Social media, it turns out, might be a lot like that. For all the increasingly familiar ways in which social media can be empowering, it's, like other technologies, not without its darker applications. Autocratic regimes, e.g., can use it to bait and hunt down dissidents; and armed groups, not just civilians, can find tactical uses. Digital tools like Twitter and Facebook aren't only
valuable as a news service or as a way to coordinate emergency response or as a catalyst for collective action; used differently, they have the potential
to make armies more deadly.
It's unclear to what extent Israelis -- or news outlets, for that matter -- are heeding Tabib's warning.
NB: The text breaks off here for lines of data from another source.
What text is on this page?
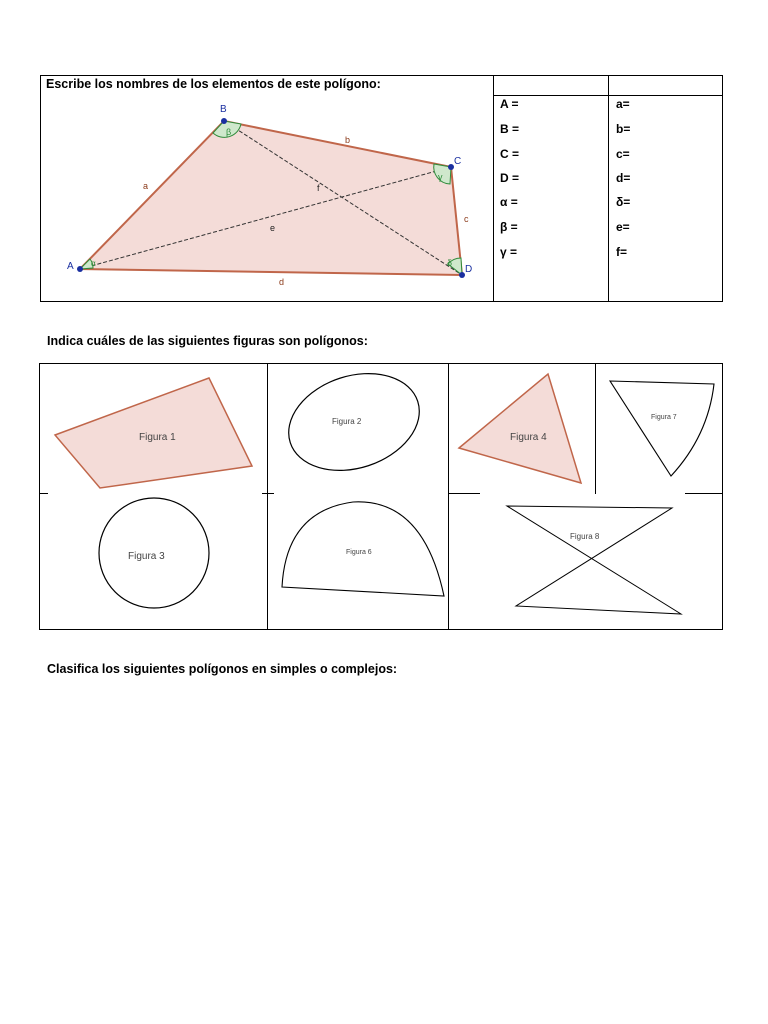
Escribe los nombres de los elementos de este polígono:
A =
B =
C =
D =
α =
β =
γ =
a=
b=
c=
d=
δ=
e=
f=
A
B
C
D
a
b
c
d
e
f
α
β
γ
δ
Indica cuáles de las siguientes figuras son polígonos:
Figura 1
Figura 2
Figura 4
Figura 7
Figura 3	Figura 6
Figura 8
Clasifica los siguientes polígonos en simples o complejos:
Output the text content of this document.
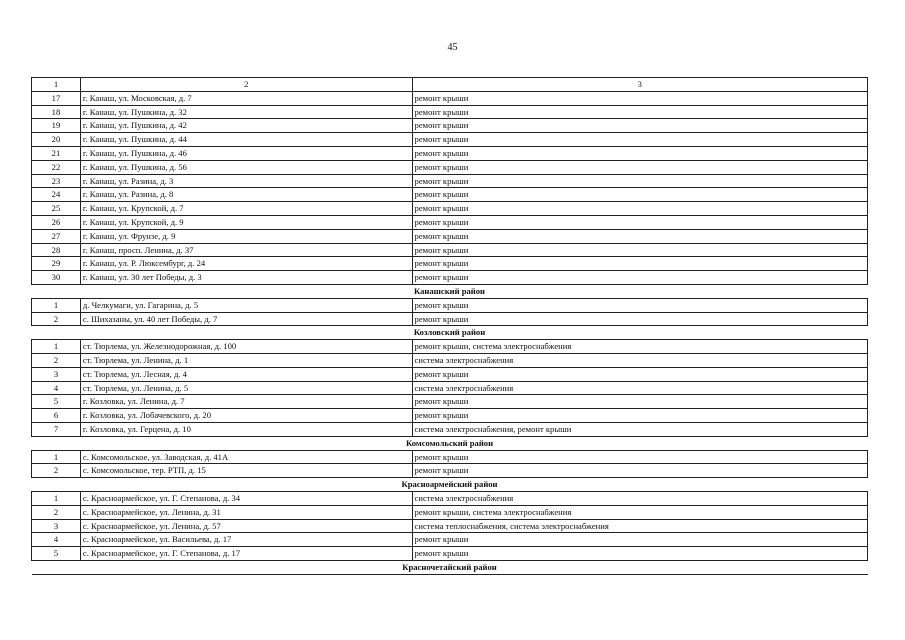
45
1	2	3
17	г. Канаш, ул. Московская, д. 7	ремонт крыши
18	г. Канаш, ул. Пушкина, д. 32	ремонт крыши
19	г. Канаш, ул. Пушкина, д. 42	ремонт крыши
20	г. Канаш, ул. Пушкина, д. 44	ремонт крыши
21	г. Канаш, ул. Пушкина, д. 46	ремонт крыши
22	г. Канаш, ул. Пушкина, д. 56	ремонт крыши
23	г. Канаш, ул. Разина, д. 3	ремонт крыши
24	г. Канаш, ул. Разина, д. 8	ремонт крыши
25	г. Канаш, ул. Крупской, д. 7	ремонт крыши
26	г. Канаш, ул. Крупской, д. 9	ремонт крыши
27	г. Канаш, ул. Фрунзе, д. 9	ремонт крыши
28	г. Канаш, просп. Ленина, д. 37	ремонт крыши
29	г. Канаш, ул. Р. Люксембург, д. 24	ремонт крыши
30	г. Канаш, ул. 30 лет Победы, д. 3	ремонт крыши
Канашский район		
1	д. Челкумаги, ул. Гагарина, д. 5	ремонт крыши
2	с. Шихазаны, ул. 40 лет Победы, д. 7	ремонт крыши
Козловский район		
1	ст. Тюрлема, ул. Железнодорожная, д. 100	ремонт крыши, система электроснабжения
2	ст. Тюрлема, ул. Ленина, д. 1	система электроснабжения
3	ст. Тюрлема, ул. Лесная, д. 4	ремонт крыши
4	ст. Тюрлема, ул. Ленина, д. 5	система электроснабжения
5	г. Козловка, ул. Ленина, д. 7	ремонт крыши
6	г. Козловка, ул. Лобачевского, д. 20	ремонт крыши
7	г. Козловка, ул. Герцена, д. 10	система электроснабжения, ремонт крыши
Комсомольский район		
1	с. Комсомольское, ул. Заводская, д. 41А	ремонт крыши
2	с. Комсомольское, тер. РТП, д. 15	ремонт крыши
Красноармейский район		
1	с. Красноармейское, ул. Г. Степанова, д. 34	система электроснабжения
2	с. Красноармейское, ул. Ленина, д. 31	ремонт крыши, система электроснабжения
3	с. Красноармейское, ул. Ленина, д. 57	система теплоснабжения, система электроснабжения
4	с. Красноармейское, ул. Васильева, д. 17	ремонт крыши
5	с. Красноармейское, ул. Г. Степанова, д. 17	ремонт крыши
Красночетайский район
"People on Twitter are definitely posting locations of rockets when they know them or hear anything," Sharon Goldtzvik, an American whose husband Yonathan
was born in Jerusalem, told me. "And again, I think the idea that it poses a risk is pretty absurd since the media is all over it anyway."
For some Israelis, the urgency to report, and to coordinate medical or other aid, trumps the danger of giving Hamas targeting information it may not find
very useful anyway. The group's rockets are so inaccurate, any sighting adjustment still carries the baseline risk of missing by wide margin. And if it
truly needed spotters, couldn't Hamas employ its own?
The use of social media as a command-and-control instrument may not be a key factor in this war. But that shouldn't keep us from recognizing the technology
as a potential C2 tool for future wars.